An diesem Wochenende scheint in vielen Regionen bei sehr milden Höchstwerten von bis zu 20 Grad im Westen die Sonne. Doch bereits in der kommenden Woche könnte das Wetter hierzulande kippen: Manche Modellberechnungen kündigen neuen Regen und etwas kühlere Temperaturen an.
Mit Sonnenschein in die neue Woche – trotz warmer Tage frostige Nächte
Heute ist es in den meisten Landesteilen den ganzen Tag über sonnig. Stellenweise verdecken einige hohe Schleierwolken den Himmel. Im Nordwesten und in direkter Ostseenähe können sich allerdings auch zähe Wolkenfelder halten, sodass es dort deutlich kühler bleibt. Im äußersten Norden sind einzelne Regentropfen nicht ausgeschlossen.
Bei Höchstwerten zwischen 13 Grad in Oberbayern und 21 Grad am Niederrhein ist es sehr mild für die Jahreszeit. In der Nacht kühlt es allerdings auf Werte um den Gefrierpunkt ab. Vor allem in den östlichen Mittelgebirgen muss verbreitet mit Frost gerechnet werden.
Morgen verändert sich bei den Temperaturen nur wenig. Während in einem breiten Streifen vom Niederrhein bis nach Brandenburg zwischen 17 und 20 Grad erwartet werden, bleibt es im Südosten mit maximal 12 bis 15 Grad etwas kühler. Dazu scheint vielerorts die Sonne. Auch der Nordwesten bekommt nun wieder blauen Himmel zu Gesicht. Allerdings ziehen im Südwesten am Nachmittag zahlreiche Wolken auf, die vereinzelt kurze Schauer bringen können. Im Südosten ist der Himmel oft durch hohe Wolken getrübt.
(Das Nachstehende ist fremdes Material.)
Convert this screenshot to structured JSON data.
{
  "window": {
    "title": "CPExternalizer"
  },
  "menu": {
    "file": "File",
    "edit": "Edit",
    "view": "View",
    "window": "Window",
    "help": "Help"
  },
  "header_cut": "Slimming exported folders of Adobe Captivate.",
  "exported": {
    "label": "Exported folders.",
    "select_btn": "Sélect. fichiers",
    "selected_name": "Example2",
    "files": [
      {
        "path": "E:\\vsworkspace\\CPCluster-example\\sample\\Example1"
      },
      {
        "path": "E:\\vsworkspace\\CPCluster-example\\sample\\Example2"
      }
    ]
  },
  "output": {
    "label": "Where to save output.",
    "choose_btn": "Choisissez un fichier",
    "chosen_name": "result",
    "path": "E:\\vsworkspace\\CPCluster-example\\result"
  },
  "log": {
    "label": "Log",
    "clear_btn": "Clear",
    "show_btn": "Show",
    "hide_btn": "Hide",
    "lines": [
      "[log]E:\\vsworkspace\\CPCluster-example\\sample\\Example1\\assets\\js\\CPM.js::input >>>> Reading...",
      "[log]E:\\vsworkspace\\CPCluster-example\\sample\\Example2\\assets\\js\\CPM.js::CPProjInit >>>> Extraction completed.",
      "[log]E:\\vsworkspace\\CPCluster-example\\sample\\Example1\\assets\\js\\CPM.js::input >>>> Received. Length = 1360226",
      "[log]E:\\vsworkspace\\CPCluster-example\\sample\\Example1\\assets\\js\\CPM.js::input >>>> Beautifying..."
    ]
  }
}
Erste Gewitterlage des Jahres? Neuer Regen und Abkühlung in Sicht
Am Dienstag ist es in vielen Regionen überwiegend freundlich, während im Norden dichte Wolken mit Nieselregen überwiegen. Im Tagesverlauf kommt es in der gesamten Südwesthälfte vielerorts zu Schauern, die punktuell auch mit Blitz und Donner einhergehen können. Bei schwachem Südwestwind werden maximal 8 Grad im Norden und 19 Grad entlang des Rheins erreicht.
Am Mittwoch zieht im Westen neuer Regen in Form von Schauern auf. In der Osthälfte bleibt es hingegen noch längere Zeit trocken. Die Sonne kann sich dabei nur noch gelegentlich durchsetzen. Bei mäßigem Südwestwind steigt das Thermometer auf etwa 10 Grad in der Eifel und bis zu 18 Grad in der Lausitz.
Am Donnerstag ist es vielerorts stark bewölkt. Im Tagesverlauf zieht ein Regengebiet von West nach Ost. Am Nachmittag reißt die Wolkendecke im Westen allmählich auf. Bei schwachem Westwind sind die Temperaturen etwas bescheidener als in den Tagen zuvor: Während am Oberrhein noch bis zu 15 Grad möglich sind, liegen die Höchstwerte meist zwischen 9 und 13 Grad.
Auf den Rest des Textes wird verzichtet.